Friday, September 14, 2007

Compressing and Decompressing Files

A standard utility used in file management involves compressing and decompressing files. What does this mean?

At one point in your life, you've probably found yourself trying to cram a lot of clothing into a suitcase. When you arrived at your destination, you opened the suitcase and took out all the clothing. A compression/decompression utility employs various algorithms to "crunch" numerous files into an "electronic suitcase" so that they take up less space and can be stored (or transmitted to another destination) as a single entity. When needed, the files stored within the compressed file can be extracted individually or en masse.

On a Windows platform, you may use a utility like WINZIP, thereby creating compressed files that are named with the default suffix *.ZIP. The process of creating compressed files with this software is referred to as "zipping" files. Extracting files from a compressed *.ZIP file is called "unzipping files."
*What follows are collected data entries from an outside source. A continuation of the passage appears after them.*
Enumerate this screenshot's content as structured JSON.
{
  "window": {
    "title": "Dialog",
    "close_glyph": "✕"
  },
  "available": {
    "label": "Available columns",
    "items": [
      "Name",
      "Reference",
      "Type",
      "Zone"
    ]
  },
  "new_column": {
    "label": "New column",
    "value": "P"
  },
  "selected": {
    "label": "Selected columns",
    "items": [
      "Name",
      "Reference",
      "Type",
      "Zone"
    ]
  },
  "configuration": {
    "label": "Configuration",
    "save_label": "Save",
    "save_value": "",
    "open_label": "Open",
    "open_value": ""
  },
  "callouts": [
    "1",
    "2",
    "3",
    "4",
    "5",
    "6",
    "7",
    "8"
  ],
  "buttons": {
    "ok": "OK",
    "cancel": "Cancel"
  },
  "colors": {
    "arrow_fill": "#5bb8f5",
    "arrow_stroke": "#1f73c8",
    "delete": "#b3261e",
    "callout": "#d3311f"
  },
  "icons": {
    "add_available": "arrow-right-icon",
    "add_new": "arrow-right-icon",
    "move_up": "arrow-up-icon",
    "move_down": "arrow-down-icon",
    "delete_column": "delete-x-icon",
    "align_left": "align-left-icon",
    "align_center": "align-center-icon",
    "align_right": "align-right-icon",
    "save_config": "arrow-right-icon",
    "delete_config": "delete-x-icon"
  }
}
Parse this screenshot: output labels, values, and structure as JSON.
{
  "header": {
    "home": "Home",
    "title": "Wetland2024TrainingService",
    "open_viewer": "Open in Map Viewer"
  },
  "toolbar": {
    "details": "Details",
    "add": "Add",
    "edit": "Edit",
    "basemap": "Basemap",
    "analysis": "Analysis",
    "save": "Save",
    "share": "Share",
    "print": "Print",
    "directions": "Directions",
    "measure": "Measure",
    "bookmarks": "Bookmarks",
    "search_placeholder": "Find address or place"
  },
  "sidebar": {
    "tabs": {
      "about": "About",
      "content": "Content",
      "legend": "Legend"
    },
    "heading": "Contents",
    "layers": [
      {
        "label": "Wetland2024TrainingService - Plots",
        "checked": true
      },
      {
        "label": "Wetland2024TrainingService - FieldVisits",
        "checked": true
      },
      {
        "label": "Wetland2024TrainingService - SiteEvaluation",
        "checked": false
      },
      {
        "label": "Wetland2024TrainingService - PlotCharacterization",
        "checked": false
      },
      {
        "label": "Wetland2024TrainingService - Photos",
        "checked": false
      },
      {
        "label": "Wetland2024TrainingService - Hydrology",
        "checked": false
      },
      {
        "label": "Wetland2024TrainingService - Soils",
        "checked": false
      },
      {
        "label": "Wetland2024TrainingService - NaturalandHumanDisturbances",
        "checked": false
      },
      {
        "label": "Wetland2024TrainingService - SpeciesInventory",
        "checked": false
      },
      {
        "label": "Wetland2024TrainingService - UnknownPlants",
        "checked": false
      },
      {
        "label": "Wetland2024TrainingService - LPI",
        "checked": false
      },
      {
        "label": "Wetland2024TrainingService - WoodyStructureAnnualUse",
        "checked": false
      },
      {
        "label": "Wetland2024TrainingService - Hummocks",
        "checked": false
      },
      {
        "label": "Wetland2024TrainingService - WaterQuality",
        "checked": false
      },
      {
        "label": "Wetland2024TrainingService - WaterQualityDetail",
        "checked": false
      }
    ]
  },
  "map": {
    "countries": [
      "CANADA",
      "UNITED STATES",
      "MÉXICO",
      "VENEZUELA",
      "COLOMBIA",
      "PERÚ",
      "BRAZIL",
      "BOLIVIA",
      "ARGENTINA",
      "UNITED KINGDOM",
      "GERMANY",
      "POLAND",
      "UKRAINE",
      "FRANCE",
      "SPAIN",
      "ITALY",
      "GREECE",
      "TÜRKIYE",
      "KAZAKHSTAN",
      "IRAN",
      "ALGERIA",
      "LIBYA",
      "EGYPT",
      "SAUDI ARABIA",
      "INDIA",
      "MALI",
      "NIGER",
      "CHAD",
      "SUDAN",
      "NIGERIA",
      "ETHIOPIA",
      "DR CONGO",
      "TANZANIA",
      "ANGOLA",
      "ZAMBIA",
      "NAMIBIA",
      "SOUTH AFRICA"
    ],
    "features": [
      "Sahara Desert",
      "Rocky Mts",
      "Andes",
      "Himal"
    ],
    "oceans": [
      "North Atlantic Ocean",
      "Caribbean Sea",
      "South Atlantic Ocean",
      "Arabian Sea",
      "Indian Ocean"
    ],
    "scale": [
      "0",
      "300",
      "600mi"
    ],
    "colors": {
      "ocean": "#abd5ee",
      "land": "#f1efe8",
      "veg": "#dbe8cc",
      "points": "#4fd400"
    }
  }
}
On the Macintosh platform, Stuffit is a popular utility which can perform compression/decompression file-management chores on a variety of file formats.

Why should you worry about zipping and unzipping files? Because compression/decompression technology offers you an invaluable electronic shortcut.

If you were working with a transcription service that had finished transcribing 35 files and was planning to transmit them to you as an enclosed file attached to an email message, you could do the following:

  • You could either receive 35 separate messages with 35 attached files (an extremely time-consuming process), or the service could "zip" all of the appropriate files into one compressed file, attach that compressed file to one email message, and send it to you in that format.

  • When you received the email message with the attached file, you would then download the attachment to your hard drive, "unzip" the compressed file, and immediately be able to start working with the 35 files that had been compressed into a "zipped" file and attached to your email.